An Industrial Narrow Gauge Adventure - the layout part thirty-seven



Work on the layout has been slow, I have managed to build some items of clutter (more on this later in the month and for the whole month of August) but with the hot weather and baby-sitting most of my modelling and/or painting has been done in short sessions while listening to The World Cup on the radio. 

This latest post shows the brick wall section that will fit between the main end-on building and the OSO Salt salt pan. In the image above you get a sense of the height and detailing of the bricks. I wanted a worn and run-down look and decided that I just couldn't face placing individual bricks as modelled with the base of the salt pan. The wall section is modelled from 'pizza foam' - the foam that you find on the bases of frozen pizzas.

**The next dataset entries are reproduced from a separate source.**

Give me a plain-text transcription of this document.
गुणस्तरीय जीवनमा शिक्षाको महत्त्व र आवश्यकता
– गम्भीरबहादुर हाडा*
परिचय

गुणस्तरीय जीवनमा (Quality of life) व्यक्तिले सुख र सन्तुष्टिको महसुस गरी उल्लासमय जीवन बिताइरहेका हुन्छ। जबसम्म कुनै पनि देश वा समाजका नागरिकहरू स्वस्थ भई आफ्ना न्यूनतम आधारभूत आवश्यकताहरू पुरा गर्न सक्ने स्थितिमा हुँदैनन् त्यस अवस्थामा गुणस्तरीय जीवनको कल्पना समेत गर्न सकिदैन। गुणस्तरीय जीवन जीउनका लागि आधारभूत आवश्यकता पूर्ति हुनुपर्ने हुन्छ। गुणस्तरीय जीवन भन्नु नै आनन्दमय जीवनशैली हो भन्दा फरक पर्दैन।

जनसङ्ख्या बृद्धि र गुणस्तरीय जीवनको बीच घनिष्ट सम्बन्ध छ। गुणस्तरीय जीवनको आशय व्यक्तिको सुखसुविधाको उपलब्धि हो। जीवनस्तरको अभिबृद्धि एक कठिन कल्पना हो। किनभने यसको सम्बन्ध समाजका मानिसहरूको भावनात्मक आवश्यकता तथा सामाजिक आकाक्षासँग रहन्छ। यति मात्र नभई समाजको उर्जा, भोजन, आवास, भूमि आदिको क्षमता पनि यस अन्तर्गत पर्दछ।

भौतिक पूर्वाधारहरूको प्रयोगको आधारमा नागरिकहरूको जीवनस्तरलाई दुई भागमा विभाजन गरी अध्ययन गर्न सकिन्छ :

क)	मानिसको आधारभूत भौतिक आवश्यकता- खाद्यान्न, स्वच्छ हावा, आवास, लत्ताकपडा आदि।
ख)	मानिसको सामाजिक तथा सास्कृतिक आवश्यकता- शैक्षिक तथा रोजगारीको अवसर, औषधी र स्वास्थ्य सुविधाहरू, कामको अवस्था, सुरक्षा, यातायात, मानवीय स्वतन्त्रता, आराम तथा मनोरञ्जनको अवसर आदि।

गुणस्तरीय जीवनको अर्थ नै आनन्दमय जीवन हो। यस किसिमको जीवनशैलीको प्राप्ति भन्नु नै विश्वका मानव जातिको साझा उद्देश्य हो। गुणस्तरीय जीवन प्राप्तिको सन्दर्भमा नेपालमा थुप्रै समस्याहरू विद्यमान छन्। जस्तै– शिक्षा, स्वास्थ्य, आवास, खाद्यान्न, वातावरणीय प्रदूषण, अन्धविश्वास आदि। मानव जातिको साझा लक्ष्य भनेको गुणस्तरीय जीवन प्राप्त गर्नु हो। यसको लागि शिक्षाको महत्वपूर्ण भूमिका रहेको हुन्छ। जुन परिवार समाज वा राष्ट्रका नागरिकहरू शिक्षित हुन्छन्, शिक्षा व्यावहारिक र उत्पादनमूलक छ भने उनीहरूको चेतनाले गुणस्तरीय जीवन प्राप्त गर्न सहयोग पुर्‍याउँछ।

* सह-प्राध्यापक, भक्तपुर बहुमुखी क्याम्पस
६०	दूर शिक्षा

In the second image you can see the full section. The wall was modelled slightly longer than needed as I thought it was easier to trim it down rather than build it to fit exactly. The wall is 180mm long x 60mm tall and just 10mm thick.


It was built on a corrugated cardboard core with pizza foam on the top and front. The individual bricks were impressed into the foam with the same brick making tool used for the earlier end-on building (see earlier posts).

Painting was done with a basecoat of cream/white and a number of layers of drybrushing over the top. Highlighting was done with washes and artists watercolour pencils. The SHELL sign was sourced from the internet and printed onto photographic paper at the local Boots the Chemists. It was stuck to thin card and weathered with acrylic paints and pencils before being glued in place. Once dry, I varnished the whole wall with Galleria matt varnish.


These two images show the pizza foam and corrugated cardboard construction.


While this final image shows work-in-progress.